Cinco de la madrugada. Hora del cierre. El night-club prácticamente vacío. Las gallinas en los corrales, los sementales de medio pelo en sus chozas, pero la música seguía sonando todavía. ”Lo dudo, lo dudo, lo dudo, que halles un amor tan puro…”, decía la voz lastimera de ese trío eterno, mientras Anna, llevando mi cuerpo al centro de la pista de baile, anclaba mi cuello con sus brazos nacarados y me conminaba a bailar. Como único testigo, un viejo camarero que apenas reparaba en nuestra presencia. Anna la prostituta, la mujer de la vida que carecía de vida propia, Anna, el ser humano que se lo había jugado todo a una carta a cambio recibió un billete de ida sin vuelta, un billete, posiblemente, hacia ninguna parte, un billete que bien podría haber sido una visa o una esperanza o un sueño que, por obra de la aciaga Fortuna, se había transformado en un cautiverio, una jaula forrada de billetes de curso legal, engullidos por el tamiz de la ignominia y procacidad reprimida, el tamiz de la explotación del cuerpo por el cuerpo.

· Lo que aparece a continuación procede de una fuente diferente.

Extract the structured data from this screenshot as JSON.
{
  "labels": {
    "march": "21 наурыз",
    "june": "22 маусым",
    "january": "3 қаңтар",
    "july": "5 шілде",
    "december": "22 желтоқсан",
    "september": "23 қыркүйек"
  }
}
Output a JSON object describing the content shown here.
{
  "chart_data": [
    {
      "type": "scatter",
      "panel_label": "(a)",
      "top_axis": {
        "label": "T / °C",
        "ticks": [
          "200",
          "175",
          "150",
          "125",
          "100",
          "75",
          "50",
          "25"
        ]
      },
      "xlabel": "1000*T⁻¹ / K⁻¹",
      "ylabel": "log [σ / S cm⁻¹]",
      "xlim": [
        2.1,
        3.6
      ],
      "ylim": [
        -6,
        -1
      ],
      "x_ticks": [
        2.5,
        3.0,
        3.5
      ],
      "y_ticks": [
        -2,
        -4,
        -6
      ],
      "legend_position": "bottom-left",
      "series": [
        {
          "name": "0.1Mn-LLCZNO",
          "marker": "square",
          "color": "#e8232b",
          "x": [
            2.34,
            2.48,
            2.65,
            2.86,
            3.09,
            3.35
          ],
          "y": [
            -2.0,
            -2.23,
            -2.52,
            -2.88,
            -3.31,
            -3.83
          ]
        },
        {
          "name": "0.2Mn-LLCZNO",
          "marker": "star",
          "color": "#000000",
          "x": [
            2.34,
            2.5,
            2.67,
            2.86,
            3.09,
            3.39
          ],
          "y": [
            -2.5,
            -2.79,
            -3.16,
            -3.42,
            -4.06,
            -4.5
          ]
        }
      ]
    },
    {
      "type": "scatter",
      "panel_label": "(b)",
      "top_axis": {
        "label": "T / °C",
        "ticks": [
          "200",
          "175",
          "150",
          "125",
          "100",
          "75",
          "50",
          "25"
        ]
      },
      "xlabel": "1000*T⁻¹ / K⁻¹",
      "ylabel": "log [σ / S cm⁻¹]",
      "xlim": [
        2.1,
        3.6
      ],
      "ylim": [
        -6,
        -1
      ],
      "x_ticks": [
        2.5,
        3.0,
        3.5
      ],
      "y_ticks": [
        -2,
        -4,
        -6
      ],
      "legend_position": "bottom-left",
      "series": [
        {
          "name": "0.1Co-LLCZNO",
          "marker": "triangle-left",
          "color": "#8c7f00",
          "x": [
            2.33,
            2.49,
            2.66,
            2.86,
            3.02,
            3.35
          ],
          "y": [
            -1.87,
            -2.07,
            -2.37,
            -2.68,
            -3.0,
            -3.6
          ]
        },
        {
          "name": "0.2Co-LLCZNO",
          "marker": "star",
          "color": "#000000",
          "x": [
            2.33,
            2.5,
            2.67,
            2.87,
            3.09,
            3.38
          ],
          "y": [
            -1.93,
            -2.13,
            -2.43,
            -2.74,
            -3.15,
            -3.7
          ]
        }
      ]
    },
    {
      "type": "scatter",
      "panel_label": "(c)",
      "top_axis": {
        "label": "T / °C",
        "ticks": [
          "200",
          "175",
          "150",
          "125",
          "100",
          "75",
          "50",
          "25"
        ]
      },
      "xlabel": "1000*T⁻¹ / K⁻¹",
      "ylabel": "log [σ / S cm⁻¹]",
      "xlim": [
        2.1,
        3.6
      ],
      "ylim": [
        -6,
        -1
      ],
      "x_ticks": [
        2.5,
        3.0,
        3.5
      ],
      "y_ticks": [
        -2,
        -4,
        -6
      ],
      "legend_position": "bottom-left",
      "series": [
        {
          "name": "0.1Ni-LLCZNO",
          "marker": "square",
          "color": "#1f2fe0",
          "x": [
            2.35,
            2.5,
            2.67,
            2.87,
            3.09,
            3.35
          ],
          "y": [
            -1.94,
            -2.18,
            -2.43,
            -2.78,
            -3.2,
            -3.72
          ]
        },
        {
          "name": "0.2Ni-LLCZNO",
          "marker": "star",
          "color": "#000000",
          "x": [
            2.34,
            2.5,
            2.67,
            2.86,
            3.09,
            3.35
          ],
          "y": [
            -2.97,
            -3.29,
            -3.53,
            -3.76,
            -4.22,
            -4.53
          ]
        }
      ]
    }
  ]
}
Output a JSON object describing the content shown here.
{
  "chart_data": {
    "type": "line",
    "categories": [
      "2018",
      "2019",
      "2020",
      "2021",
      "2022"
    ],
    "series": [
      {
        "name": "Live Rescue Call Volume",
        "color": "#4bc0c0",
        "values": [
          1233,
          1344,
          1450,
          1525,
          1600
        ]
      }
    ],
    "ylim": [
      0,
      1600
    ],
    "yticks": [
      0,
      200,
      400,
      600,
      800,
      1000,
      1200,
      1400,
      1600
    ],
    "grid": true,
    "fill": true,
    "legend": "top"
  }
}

Abrazado a aquella mujer desconocida, mi Hetaira, mi Mesalina, mi ancla, mi tabla de salvación, mi puta preferida, mi única puta, rogué al mismísimo Diablo que no se acabara nunca aquel bolero, que no dejara de sonar en toda la noche hasta que mi cuerpo se desvaneciese completamente en su cuerpo mortal y mi azogada pudicia se convirtiese en incondicional y vehemente entrega hasta que el Destino dispusiese un nuevo rumbo, un nuevo camino, una vida nueva.